И он стремительно пошел по лебеде к хате, обдумывая, как начать беседу с этой угрюмой женщиной. Но та, вероятно, приняв незнакомца за какого-то чиновника, шмыгнула во двор и закрыла калитку. И, несколько раз постучав в нее, Андрей Петрович осадил себя! Это прежде слово учителя имело вес и уважение…

Родное подворье, проданное беженцам из Карабаха, неузнаваемо преобразилось. К дому достроили тамбур. Крыша блестела профнастилом. Дощатый забор закрыл крыльцо. С волнением ступил Андрей Петрович на спорыш, выщипанный утками. Старая вишня-рогатуля маячила верхушкой с огородной межи. Вспомнилось, как сажали ее с отцом… Сколько раз уезжал он отсюда и возвращался! Сколько пережито здесь и потеряно! Этот кусочек донской земли был для него центром планеты! Был… А сейчас раздавалась тут непонятная речь, плакал младенец. Разочарованно кольнуло сердце, точно ошибся адресом…
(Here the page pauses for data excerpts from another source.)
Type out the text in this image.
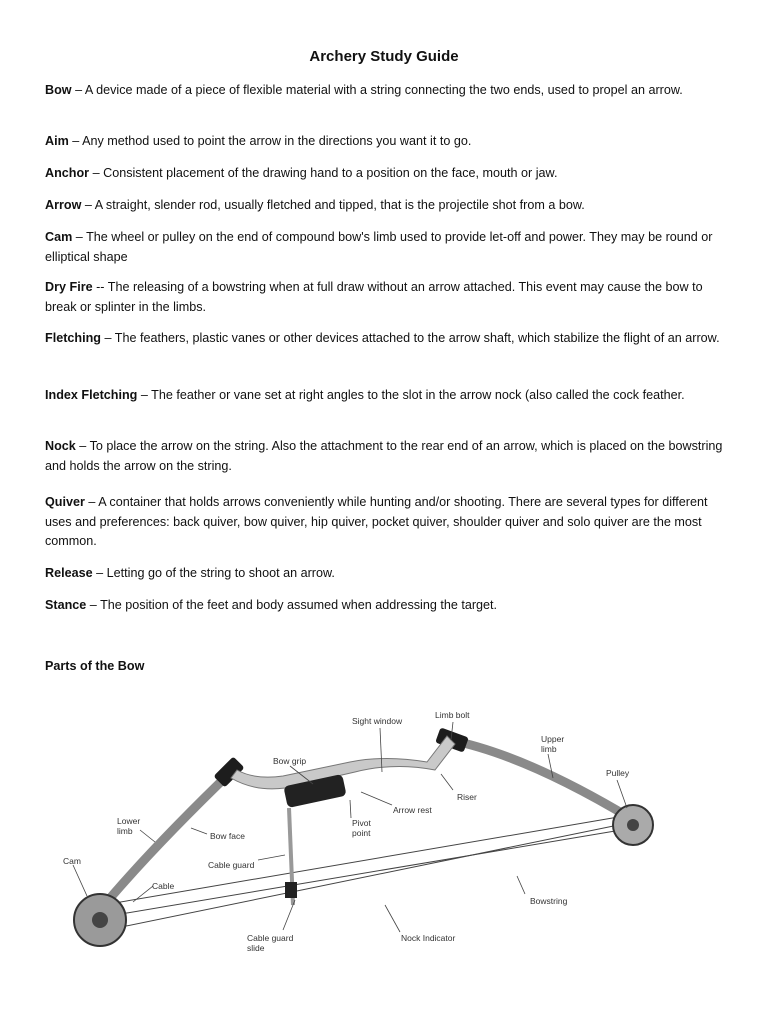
Archery Study Guide
Bow – A device made of a piece of flexible material with a string connecting the two ends, used to propel an arrow.
Aim – Any method used to point the arrow in the directions you want it to go.
Anchor – Consistent placement of the drawing hand to a position on the face, mouth or jaw.
Arrow – A straight, slender rod, usually fletched and tipped, that is the projectile shot from a bow.
Cam – The wheel or pulley on the end of compound bow's limb used to provide let-off and power. They may be round or elliptical shape
Dry Fire -- The releasing of a bowstring when at full draw without an arrow attached. This event may cause the bow to break or splinter in the limbs.
Fletching – The feathers, plastic vanes or other devices attached to the arrow shaft, which stabilize the flight of an arrow.
Index Fletching – The feather or vane set at right angles to the slot in the arrow nock (also called the cock feather.
Nock – To place the arrow on the string. Also the attachment to the rear end of an arrow, which is placed on the bowstring and holds the arrow on the string.
Quiver – A container that holds arrows conveniently while hunting and/or shooting. There are several types for different uses and preferences: back quiver, bow quiver, hip quiver, pocket quiver, shoulder quiver and solo quiver are the most common.
Release – Letting go of the string to shoot an arrow.
Stance – The position of the feet and body assumed when addressing the target.
Parts of the Bow
Sight window
Limb bolt
Upper
limb
Pulley
Bow grip
Riser
Arrow rest
Pivot
point
Lower
limb	Bow face
Cable guard
Cam
Cable
Bowstring
Cable guard
slide
Nock Indicator
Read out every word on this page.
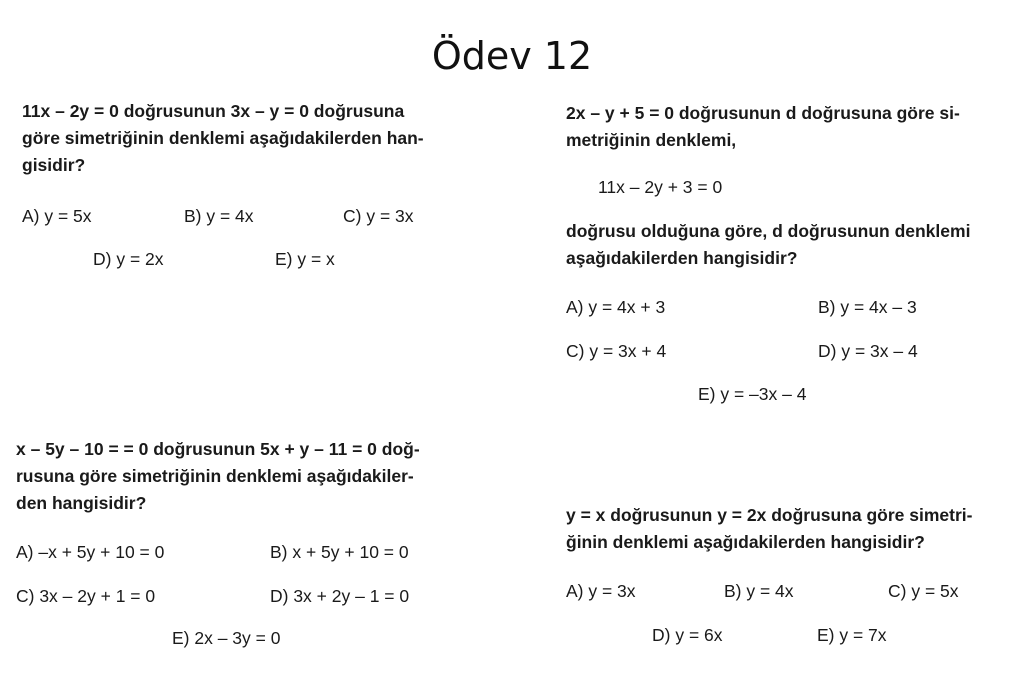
Ödev 12
11x – 2y = 0 doğrusunun 3x – y = 0 doğrusuna
göre simetriğinin denklemi aşağıdakilerden han-
gisidir?
A) y = 5x	B) y = 4x	C) y = 3x
D) y = 2x	E) y = x
2x – y + 5 = 0 doğrusunun d doğrusuna göre si-
metriğinin denklemi,
11x – 2y + 3 = 0
doğrusu olduğuna göre, d doğrusunun denklemi
aşağıdakilerden hangisidir?
A) y = 4x + 3	B) y = 4x – 3
C) y = 3x + 4	D) y = 3x – 4
E) y = –3x – 4
x – 5y – 10 = = 0 doğrusunun 5x + y – 11 = 0 doğ-
rusuna göre simetriğinin denklemi aşağıdakiler-
den hangisidir?
A) –x + 5y + 10 = 0	B) x + 5y + 10 = 0
C) 3x – 2y + 1 = 0	D) 3x + 2y – 1 = 0
E) 2x – 3y = 0
y = x doğrusunun y = 2x doğrusuna göre simetri-
ğinin denklemi aşağıdakilerden hangisidir?
A) y = 3x	B) y = 4x	C) y = 5x
D) y = 6x	E) y = 7x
Вот он, сначала пологий, а затем все более крутой подъем с полосой асфальта, ведущего к хуторскому кладбищу. Взгляд как-то сразу охватил на всхолмье это сонмище остроконечных железных оградок, кустарников и крестов, памятников, холмиков, украшенных пластмассовыми цветами, веночками; между могил – бурьянную дурнину, лохмы конопли и полынные стежки. Погост, однако, разросся невероятно! И, выйдя из машины, исподволь поддаваясь той щемящей тоске, которая овладевает на кладбище, Андрей Петрович сделал крюк, прежде чем нашел две спаренные металлические пирамидки с крестами, выкрашенные серебрянкой. Глаза скользнули по ним, различили фамилии и замутились… Он плакал, будто заново переживая потерю родителей, ощущая свое сиротство, безвозвратность всего… Когда-то и его утеснят в обтянутый тканью гроб, забьют крышку гвоздями и опустят в вечный мрак…

Андрей Петрович смахнул слезы, трезвея от ужаса представившегося, и огляделся. Гробнички поросли травой и выгонками сирени. Никто не появлялся здесь с пасхальных дней. Он вернулся к машине, взял нож и под корень вырезал побеги. Тяготило, что приехал с пустыми руками, хотя и мог купить букеты в станице. Впрочем, суть не в условностях. Главное, что приехал он сюда, и уедет не с пустым сердцем…

К аржановскому куреню Андрей Петрович подъехал без четверти три. Времени оставалось в обрез. Он вылез из машины, захватив пакет с айвой.